Zelfs al zou God ingrijpen en zeggen in hoeveel dagen Hij de aarde schiep, dan nog zegt deze stem, ‘wij menen, in meerderheid, van niet’. Het meest schokkende verslag van zo’n ontmoeting beschrijft C.S. Lewis in het gesprek tussen de Bisschop en Dick in The Great Divorce (hoofdstuk 5).
We zien het (vòòr de Talmoedische tijd) in de vastberadenheid van de meerderheid van het Sanhedrin om Jezus niet te erkennen, om het even hoeveel tekenen Hij ook zou doen. Hij wekt Lazarus uit de dood op na 3 dagen – sommigen prijzen God en andere gaan naar het Sanhedrin om zich te beklagen.
In de 20e eeuw hebben we gezien waar meerderheidsstandpunten toe kunnen leiden en in onze eeuw hebben we het laatste van die standpunten, die niet meer op de Torah zijn gebaseerd, nog niet gezien. Het onbegrijpelijke van de Oven van Achnai is dat het minderheidsstandpunt van Eliezer niet is gebaseerd op een obscure privé-openbaring maar het wordt bevestigd door een open, gemanifesteerd ingrijpen van de hemel.
Het argument van rabbi Joshua tegen God is dan ook niet, ‘wij menen van niet’, maar: Het is niet in de hemel, wat impliceert: het is niet aan de hemel. Alleen de mensen kunnen, op basis van de gegeven Torah daar wat over vinden, de hemel niet meer. Maar Mozes zegt: de Torah is niet in de hemel (of over de zee), zodat iedereen kan weten, waar hij of zij zich aan te houden heeft. Dus ook hierin moeten wij het met rabbi Joshua oneens zijn.
Het verhaal van de Oven van Achnai springt er in zekere zin uit, in de Talmoed, vol van de “90 gezichten van de Torah”. Rabbi’s met tegenovergestelde meningen worden met instemming aangehaald. “Maar rebbe”, zegt een kleine jongen tegen zijn leermeester, “ze kunnen toch niet beide gelijk hebben?” Waarop de rebbe antwoordt: “En jij hebt óók gelijk”.
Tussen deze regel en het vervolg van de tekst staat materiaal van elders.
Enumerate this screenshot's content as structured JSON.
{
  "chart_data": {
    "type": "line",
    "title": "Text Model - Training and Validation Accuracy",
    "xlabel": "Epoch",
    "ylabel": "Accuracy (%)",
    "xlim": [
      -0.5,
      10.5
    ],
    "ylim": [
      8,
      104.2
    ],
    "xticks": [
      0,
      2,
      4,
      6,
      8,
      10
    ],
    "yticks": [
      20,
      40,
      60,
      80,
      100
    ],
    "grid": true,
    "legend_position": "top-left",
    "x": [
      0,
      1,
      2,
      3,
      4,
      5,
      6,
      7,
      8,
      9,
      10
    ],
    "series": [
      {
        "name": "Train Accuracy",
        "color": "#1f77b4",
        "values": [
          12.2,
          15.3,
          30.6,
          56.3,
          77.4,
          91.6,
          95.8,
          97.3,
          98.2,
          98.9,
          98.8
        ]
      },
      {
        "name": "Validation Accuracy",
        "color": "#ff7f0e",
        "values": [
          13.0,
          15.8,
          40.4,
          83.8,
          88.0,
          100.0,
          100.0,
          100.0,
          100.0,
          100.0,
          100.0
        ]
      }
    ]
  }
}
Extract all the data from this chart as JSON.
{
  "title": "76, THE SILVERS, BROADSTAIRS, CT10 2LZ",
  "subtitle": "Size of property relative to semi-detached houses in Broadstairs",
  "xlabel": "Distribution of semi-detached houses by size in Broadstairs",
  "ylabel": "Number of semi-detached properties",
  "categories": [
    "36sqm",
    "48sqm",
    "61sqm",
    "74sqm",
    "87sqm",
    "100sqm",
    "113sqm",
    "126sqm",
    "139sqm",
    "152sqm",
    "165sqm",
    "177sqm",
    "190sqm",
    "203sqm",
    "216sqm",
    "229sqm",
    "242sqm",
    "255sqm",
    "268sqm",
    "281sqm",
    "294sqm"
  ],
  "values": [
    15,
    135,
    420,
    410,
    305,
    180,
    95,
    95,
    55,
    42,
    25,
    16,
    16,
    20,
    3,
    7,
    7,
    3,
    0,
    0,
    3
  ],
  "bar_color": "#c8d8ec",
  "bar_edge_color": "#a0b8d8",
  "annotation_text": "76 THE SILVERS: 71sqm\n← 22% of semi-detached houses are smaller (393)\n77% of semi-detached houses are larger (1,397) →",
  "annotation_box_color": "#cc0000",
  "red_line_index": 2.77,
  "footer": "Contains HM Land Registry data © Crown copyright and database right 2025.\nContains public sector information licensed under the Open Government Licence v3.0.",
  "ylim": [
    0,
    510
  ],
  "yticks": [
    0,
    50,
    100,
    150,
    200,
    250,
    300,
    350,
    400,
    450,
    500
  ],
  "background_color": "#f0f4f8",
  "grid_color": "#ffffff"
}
De behoefte aan codificatie (regelvastlegging) illustreert een beginsel dat door de mens (ieder mens) misbruikt kan worden. En de meerderheid moet in het kwaad niet gevolgd worden. Dat is het Bijbels devies in deze. Wat de meerderheid ook vindt, het moet getoetst worden aan Gods Woord.
En als Hij de hemel opent en zegt – Deze is Mijn geliefde Zoon, Hoort Hem! – dan kunnen we dat maar beter doen.